The increasing need for visual presentations has placed a growth in emphasis on the switching speed of liquid crystals. This has demanded the invention of objects employing smectic liquid crystals, particular types of which give a faster electro-optical response than nematic liquid crystals. The surface-stabilized ferroelectric liquid crystal (SSFLC) display is at this point the most sophisticated smectic device. With it the liquid crystal molecules are arranged in perpendicular layers to the substrate planes, which are differentiated by one or two micrometres, and in the layers the molecules are on a tilt, as shown in the figure. The host liquid crystal holds optically active molecules, and a minor outcome of the optical activity and the slant of the molecules is the appearance of a permanent charge separation, or ferroelectric dipole, comparable to the ferromagnetic dipole of a magnet. The direction of this dipole is perpendicular to the tilt direction of the molecules and through the plane of the layers. Therefore, there has to be a permanent charge separation over the liquid crystal layer in the SSFLC, and its sign is directly attracted to the tilt direction of the molecules. An applied voltage of the correct sign can reverse the direction of this dipole in tens of microseconds and hence reverse the tilt direction of the molecules. The respective change in optical properties can make a change from light to dark in the case that one or more polarizers are utilised.

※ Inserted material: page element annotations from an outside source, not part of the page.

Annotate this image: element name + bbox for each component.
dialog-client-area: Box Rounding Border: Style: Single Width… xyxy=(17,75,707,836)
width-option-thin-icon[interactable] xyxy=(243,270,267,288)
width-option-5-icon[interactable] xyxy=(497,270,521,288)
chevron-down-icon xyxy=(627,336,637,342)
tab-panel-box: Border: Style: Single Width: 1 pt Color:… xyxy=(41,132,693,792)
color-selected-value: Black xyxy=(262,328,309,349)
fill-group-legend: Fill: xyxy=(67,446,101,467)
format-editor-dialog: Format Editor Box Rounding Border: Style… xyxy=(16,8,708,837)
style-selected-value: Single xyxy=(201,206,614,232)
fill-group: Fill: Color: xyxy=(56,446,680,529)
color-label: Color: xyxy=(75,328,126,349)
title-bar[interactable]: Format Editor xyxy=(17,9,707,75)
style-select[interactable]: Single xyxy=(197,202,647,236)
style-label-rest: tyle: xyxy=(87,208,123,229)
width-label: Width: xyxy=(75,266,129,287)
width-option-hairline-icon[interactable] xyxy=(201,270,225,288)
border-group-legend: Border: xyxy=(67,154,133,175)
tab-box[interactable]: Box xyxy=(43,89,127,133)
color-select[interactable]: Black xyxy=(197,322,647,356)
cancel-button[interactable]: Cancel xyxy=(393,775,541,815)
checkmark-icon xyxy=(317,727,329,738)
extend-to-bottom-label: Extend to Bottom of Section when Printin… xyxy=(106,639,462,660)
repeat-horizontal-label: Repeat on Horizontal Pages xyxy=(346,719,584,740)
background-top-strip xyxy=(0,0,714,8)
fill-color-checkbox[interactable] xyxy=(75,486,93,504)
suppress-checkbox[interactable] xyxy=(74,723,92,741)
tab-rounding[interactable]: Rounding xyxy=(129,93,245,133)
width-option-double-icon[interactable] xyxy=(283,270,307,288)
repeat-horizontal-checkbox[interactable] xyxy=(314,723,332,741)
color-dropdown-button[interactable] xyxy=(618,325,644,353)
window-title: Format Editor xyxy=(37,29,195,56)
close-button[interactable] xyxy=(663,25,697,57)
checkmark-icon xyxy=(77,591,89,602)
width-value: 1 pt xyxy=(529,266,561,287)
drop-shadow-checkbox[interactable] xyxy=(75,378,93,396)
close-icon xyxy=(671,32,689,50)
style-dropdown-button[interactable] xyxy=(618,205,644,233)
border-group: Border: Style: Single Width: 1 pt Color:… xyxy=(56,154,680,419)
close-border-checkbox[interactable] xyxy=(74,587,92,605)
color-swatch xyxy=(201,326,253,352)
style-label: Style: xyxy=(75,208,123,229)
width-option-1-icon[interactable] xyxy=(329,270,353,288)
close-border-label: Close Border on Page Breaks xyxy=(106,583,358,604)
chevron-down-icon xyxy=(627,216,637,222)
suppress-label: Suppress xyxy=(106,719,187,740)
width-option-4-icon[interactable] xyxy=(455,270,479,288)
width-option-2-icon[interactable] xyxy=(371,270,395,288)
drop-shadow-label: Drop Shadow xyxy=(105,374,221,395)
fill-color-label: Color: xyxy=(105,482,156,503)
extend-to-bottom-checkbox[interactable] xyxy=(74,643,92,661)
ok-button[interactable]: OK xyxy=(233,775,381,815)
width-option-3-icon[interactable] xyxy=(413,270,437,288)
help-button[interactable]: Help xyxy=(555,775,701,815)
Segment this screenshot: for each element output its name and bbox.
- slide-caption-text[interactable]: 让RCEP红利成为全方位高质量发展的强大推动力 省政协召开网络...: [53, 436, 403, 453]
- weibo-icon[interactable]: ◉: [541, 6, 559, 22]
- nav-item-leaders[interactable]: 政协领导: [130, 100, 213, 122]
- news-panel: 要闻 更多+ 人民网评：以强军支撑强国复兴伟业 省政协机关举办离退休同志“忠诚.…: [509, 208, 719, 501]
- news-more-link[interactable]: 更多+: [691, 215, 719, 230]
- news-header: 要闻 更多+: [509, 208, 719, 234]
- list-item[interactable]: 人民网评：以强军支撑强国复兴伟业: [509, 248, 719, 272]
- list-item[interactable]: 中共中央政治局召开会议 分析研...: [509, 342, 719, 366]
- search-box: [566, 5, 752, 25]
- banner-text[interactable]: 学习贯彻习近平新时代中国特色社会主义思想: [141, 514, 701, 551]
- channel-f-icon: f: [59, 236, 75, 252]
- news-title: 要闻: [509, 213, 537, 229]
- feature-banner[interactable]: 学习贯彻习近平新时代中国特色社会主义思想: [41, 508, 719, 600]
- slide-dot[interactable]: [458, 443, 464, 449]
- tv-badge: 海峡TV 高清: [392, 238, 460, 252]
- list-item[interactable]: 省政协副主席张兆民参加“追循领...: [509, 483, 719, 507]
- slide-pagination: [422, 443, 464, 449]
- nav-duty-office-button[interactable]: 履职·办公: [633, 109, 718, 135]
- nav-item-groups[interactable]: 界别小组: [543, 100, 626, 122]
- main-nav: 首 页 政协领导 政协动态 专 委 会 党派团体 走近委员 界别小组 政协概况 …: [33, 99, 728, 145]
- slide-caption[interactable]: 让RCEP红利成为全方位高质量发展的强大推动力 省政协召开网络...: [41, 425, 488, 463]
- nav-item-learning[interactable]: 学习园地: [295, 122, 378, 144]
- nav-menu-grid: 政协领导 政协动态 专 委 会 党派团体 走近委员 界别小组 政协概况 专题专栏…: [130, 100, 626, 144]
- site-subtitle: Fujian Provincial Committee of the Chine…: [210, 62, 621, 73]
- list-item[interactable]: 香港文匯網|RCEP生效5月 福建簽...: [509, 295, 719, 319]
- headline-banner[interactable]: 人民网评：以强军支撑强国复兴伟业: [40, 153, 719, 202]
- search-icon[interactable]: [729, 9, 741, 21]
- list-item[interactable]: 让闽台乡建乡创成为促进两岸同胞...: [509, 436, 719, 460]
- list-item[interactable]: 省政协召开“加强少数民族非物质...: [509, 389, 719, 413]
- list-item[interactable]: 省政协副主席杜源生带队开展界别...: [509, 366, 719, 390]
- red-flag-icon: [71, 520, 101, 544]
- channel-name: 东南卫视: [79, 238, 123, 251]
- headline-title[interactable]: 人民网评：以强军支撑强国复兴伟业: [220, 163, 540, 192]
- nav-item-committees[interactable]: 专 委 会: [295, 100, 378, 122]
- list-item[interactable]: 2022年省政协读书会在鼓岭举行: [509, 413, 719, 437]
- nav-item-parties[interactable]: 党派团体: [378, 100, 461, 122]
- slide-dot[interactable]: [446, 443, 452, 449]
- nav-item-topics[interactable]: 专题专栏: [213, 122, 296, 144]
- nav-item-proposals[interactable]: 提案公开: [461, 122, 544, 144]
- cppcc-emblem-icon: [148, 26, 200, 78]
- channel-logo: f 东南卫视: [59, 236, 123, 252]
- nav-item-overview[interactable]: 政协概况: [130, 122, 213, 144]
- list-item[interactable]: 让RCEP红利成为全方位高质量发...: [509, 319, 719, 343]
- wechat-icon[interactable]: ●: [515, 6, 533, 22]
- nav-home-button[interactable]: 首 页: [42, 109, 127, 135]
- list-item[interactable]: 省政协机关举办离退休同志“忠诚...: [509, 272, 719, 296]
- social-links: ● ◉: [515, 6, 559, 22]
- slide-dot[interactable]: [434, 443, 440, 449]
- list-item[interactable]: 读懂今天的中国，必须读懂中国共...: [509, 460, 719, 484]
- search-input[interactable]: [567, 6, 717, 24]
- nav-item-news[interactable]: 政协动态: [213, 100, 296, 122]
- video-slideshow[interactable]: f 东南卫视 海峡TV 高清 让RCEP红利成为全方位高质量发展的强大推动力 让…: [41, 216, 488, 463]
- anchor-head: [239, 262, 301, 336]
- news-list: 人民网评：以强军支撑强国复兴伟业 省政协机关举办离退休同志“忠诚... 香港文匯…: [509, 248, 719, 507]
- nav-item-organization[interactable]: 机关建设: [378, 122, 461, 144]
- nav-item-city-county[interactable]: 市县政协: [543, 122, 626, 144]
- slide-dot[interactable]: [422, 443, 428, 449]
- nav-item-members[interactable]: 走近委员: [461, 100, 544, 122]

SSFLC devices have been produced for large passive-matrix presentations, but their expensiveness and complexity has stopped them from enjoying any significant progress on the market. Small transmissive and reflective active-matrix SSFLC displays, however, have shown some probability for use as aspects in projection systems or as viewfinders in digital cameras. Their quick responding allows them to be made use of in time-sequential colour systems, in which expensive colour filters are emulated with a coloured backlight that flashes red, green, and blue in rapid speed (around 100 cycles per second). For example, the liquid crystal may be switched to a transmissive state between the red and green periods and then to a nontransmissive state during the blue period, displaying the upshot that the eye sees an average of red and green light, or the colour yellow.